Methodological and Statistical Improvements to the Literature

Statistical analyses are helpful to ascertain whether differences between groups are simply due to chance. However, heterogeneity in the types of statistical procedures used made quality assessment and evidence synthesis on this review difficult.

Strengths, Limitations and Next Steps

Strengths

To be as comprehensive as possible, the peer-reviewed literature in several electronic databases and the reference lists of relevant studies were searched. External experts were also contacted to request potentially relevant published articles. These steps helped ensure that as much of the relevant literature as possible was found.

The review teams also used a process of interchanging the pair of reviewers at each phase to improve the quality and independence of quality assessment and of data extraction.

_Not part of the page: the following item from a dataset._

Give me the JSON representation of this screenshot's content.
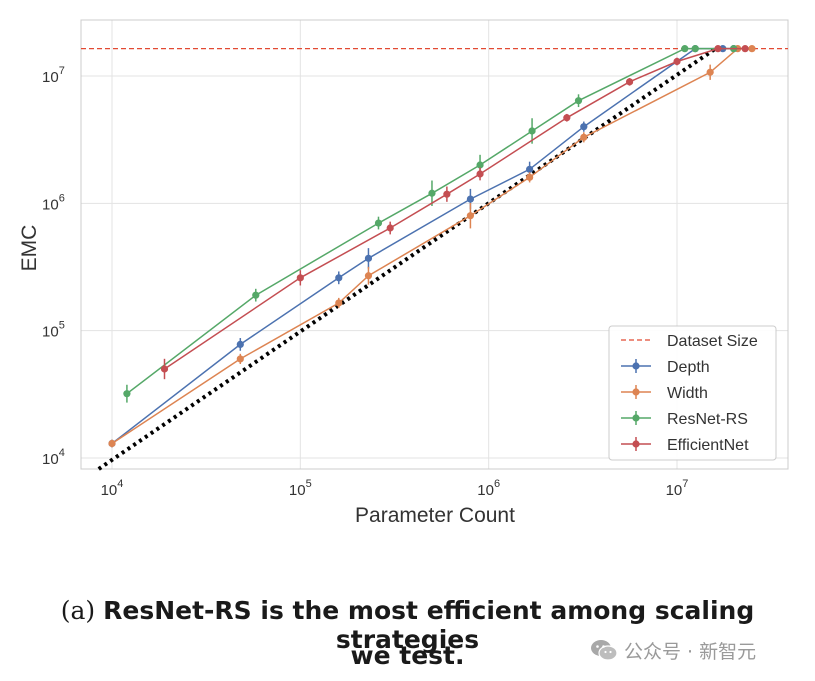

Limitations and Next Steps

There were several limitations in this review. One limitation was that the review included only peer-reviewed literature and not the “gray literature.” Another was that the inclusion criteria limited the focus to studies with clearly defined samples of 100 or fewer employees. The review was also limited to articles published in English, Spanish, Italian, French, Portuguese or German. It is possible that articles in other languages might have provided relevant evidence that could have contributed to answering the research question.

The following steps are recommended for future systematic reviews:

  • Review the observational literature that examines small business safety climate and OHS safety processes, especially those that examine differences between small businesses

  • Include gray literature for intervention studies that have not been published in peer-reviewed journals, but could inform small business OHS

Conclusion

Even though there were few studies that adequately evaluated small business interventions, two types of OHS prevention activities with emerging evidence to support them are:

  • a combination of training and safety audits

  • a combination of engineering, plus training, safety audits, and motivational components

Although stronger levels of evidence are required to make recommendations, these interventions most frequently prompted positive changes in safety-related attitudes and beliefs and workplace parties should be aware of them.